While spending the fall semester preparing for his final classes and retirement, Jerry Stevens also received one of the top awards in finance, a Lifetime Achievement Award by the Joint Financial Education Association (FEA) and the Academy of Business Education (ABE).

“The award is special because it represents recognition by academic peers at other universities for long standing work to elevate the role of financial education in our profession,” Stevens said. “It is unusual to receive recognition outside the university for academic contributions other than pure research.”

Stevens, a professor of finance in the Robins School, has spent years working with a small group of finance educators to establish a role for financial education research, tutorials, and special sessions at the Financial Management Association meetings. At the same time, he worked with Jean Heck, finance professor at Villanova University, to organize and promote financial education with the creation of the FEA and ABE along with the development of The Journal of Financial Education. He also has a long standing reputation for research, seminars, and assistance to other universities for developing a variety of student managed investment funds, including the one at the Robins School of Business, which he advises. 

“It is very satisfying to see the emergence of financial education as a focal point for serious academic research, pedagogical innovations, and sharing of best teaching practices,” Stevens said.

His passion for finance lies in the classroom, and Stevens says he will miss sharing his insights and research with students every day.
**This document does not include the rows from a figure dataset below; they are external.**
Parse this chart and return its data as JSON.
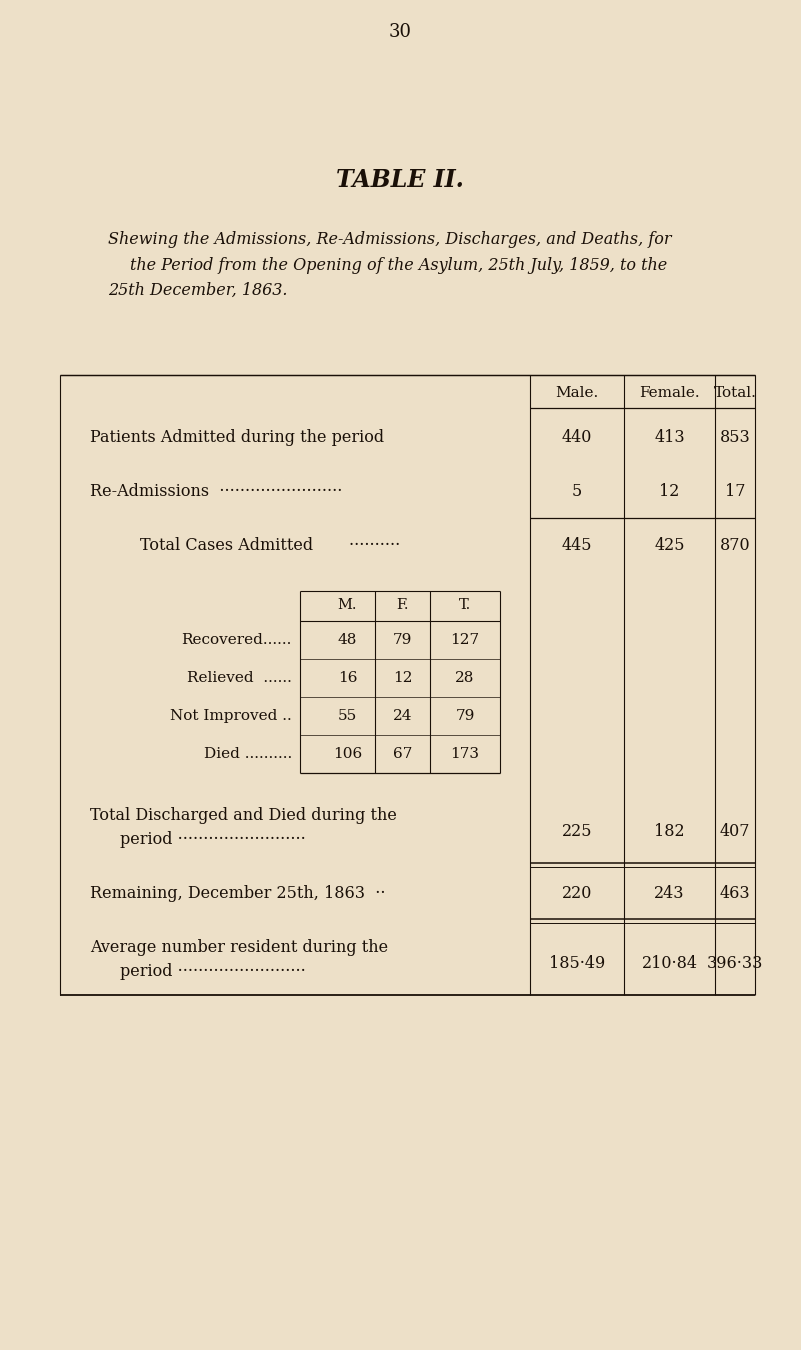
{
  "page_number": "30",
  "title": "TABLE II.",
  "subtitle_line1": "Shewing the Admissions, Re-Admissions, Discharges, and Deaths, for",
  "subtitle_line2": "the Period from the Opening of the Asylum, 25th July, 1859, to the",
  "subtitle_line3": "25th December, 1863.",
  "bg_color": "#ede0c8",
  "text_color": "#1a1008",
  "col_headers": [
    "Male.",
    "Female.",
    "Total."
  ],
  "sub_rows": [
    {
      "label": "Recovered......",
      "m": "48",
      "f": "79",
      "t": "127"
    },
    {
      "label": "Relieved  ......",
      "m": "16",
      "f": "12",
      "t": "28"
    },
    {
      "label": "Not Improved ..",
      "m": "55",
      "f": "24",
      "t": "79"
    },
    {
      "label": "Died ..........",
      "m": "106",
      "f": "67",
      "t": "173"
    }
  ]
}
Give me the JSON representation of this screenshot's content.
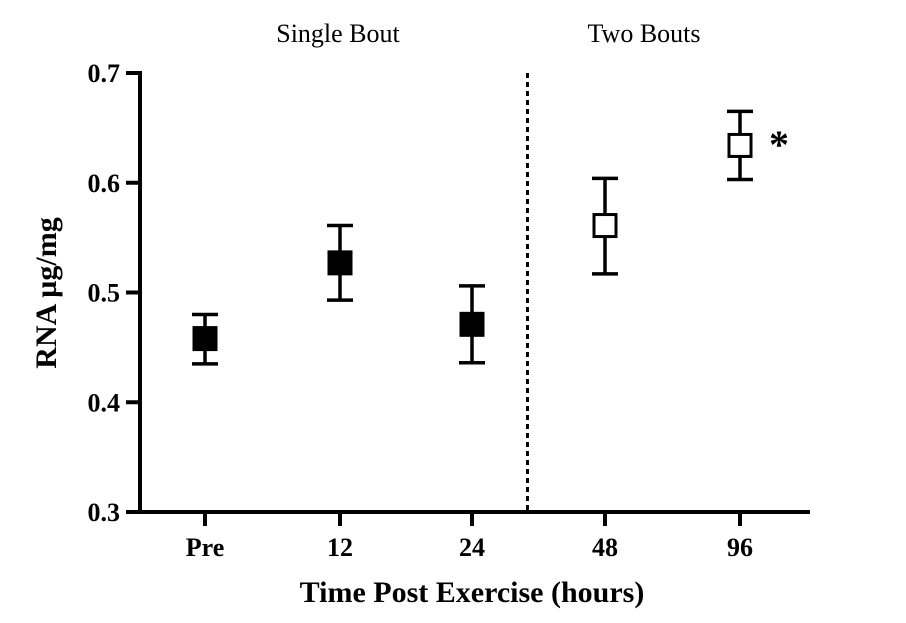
{
  "chart_data": {
    "type": "scatter",
    "title": "",
    "xlabel": "Time Post Exercise (hours)",
    "ylabel": "RNA µg/mg",
    "ylim": [
      0.3,
      0.7
    ],
    "yticks": [
      "0.3",
      "0.4",
      "0.5",
      "0.6",
      "0.7"
    ],
    "categories": [
      "Pre",
      "12",
      "24",
      "48",
      "96"
    ],
    "series": [
      {
        "name": "Single Bout",
        "marker": "filled-square",
        "color": "#000000",
        "points": [
          {
            "x": "Pre",
            "y": 0.458,
            "err_low": 0.435,
            "err_high": 0.48
          },
          {
            "x": "12",
            "y": 0.527,
            "err_low": 0.493,
            "err_high": 0.561
          },
          {
            "x": "24",
            "y": 0.471,
            "err_low": 0.436,
            "err_high": 0.506
          }
        ]
      },
      {
        "name": "Two Bouts",
        "marker": "open-square",
        "color": "#000000",
        "points": [
          {
            "x": "48",
            "y": 0.561,
            "err_low": 0.517,
            "err_high": 0.604
          },
          {
            "x": "96",
            "y": 0.634,
            "err_low": 0.603,
            "err_high": 0.665
          }
        ]
      }
    ],
    "group_labels": [
      "Single Bout",
      "Two Bouts"
    ],
    "divider": {
      "style": "dashed",
      "between": [
        "24",
        "48"
      ]
    },
    "annotations": [
      {
        "text": "*",
        "x": "96"
      }
    ],
    "grid": false
  }
}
But perhaps more than that, he will miss forming lifelong friendships with his students.

“I love sharing my enthusiasm for studying the dynamic nature of finance and the lifelong learning required to adapt to changing markets,” Stevens said. “Classroom interactions with students provides day-to-day satisfaction as an educator, but my favorite work with students revolves around longer term development and directions in their lives after college. I am most pleased by working with students in experiential learning, advising students on careers and interviews, engagements with former students, trips with students to New York City, and discussions with recruiters.”

Stevens has worked at the Robins School since 1987, and has devoted his time here to bringing finance research into the forefront of academia.
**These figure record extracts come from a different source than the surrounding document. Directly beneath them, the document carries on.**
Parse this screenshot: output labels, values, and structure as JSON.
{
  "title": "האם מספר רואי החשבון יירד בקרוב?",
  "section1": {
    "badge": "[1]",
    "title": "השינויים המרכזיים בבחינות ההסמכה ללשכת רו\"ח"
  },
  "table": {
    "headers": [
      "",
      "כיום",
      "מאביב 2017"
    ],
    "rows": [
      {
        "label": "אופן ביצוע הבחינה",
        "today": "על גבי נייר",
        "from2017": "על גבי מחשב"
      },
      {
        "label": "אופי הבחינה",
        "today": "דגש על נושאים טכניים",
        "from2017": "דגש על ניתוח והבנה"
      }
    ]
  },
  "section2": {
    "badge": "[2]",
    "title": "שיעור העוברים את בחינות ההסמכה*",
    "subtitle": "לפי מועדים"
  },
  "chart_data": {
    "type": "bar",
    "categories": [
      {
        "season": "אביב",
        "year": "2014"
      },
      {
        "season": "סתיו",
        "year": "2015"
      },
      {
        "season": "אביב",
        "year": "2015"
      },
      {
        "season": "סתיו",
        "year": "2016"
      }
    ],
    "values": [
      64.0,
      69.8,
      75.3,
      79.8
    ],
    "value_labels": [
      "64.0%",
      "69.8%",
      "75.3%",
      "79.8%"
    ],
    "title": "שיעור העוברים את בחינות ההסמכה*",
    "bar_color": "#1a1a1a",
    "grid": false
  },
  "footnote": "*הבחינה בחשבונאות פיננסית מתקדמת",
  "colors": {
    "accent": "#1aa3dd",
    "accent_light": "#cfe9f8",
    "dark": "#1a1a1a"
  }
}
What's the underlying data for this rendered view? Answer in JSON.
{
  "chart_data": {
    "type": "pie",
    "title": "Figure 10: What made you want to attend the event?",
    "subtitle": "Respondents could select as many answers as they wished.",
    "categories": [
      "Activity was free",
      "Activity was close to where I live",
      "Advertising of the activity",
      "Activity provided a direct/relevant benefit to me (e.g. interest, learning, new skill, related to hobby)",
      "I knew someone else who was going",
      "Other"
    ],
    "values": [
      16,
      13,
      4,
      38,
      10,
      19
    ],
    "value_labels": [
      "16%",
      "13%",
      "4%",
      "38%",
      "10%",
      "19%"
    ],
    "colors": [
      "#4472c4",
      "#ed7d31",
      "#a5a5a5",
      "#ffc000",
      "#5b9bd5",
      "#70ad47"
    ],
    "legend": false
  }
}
“My work with the finance community represents a laboratory where I work on bridging the gap between financial theory and practice,” Stevens said.  My work with troubled pension funds, fund managers, investment strategies, and bankruptcies of financial institutions offers real applications of finance that I bring back to the classroom.”

He credits the lifetime achievement award, though, to all the professors and colleagues whom he has worked with over the years to bring the Joint Financial Education Association (FEA) and the Academy of Business Education (ABE) to their current distinction. 

“The award is especially important to me because most of my associates in these efforts from the early years have now either retired or have passed away,” Stevens said. In many ways the award is a recognition of the collective work of these early contributors to financial education.”

Stevens is set to retire at the end of the 2019 calendar year after more than 30 years of service to the University. He has served as Joseph A. Jennings Endowed Chair of Business, faculty advisor to SMIF and the Finance Society, and has taught in the Robins School undergraduate, MBA, and executive education programs.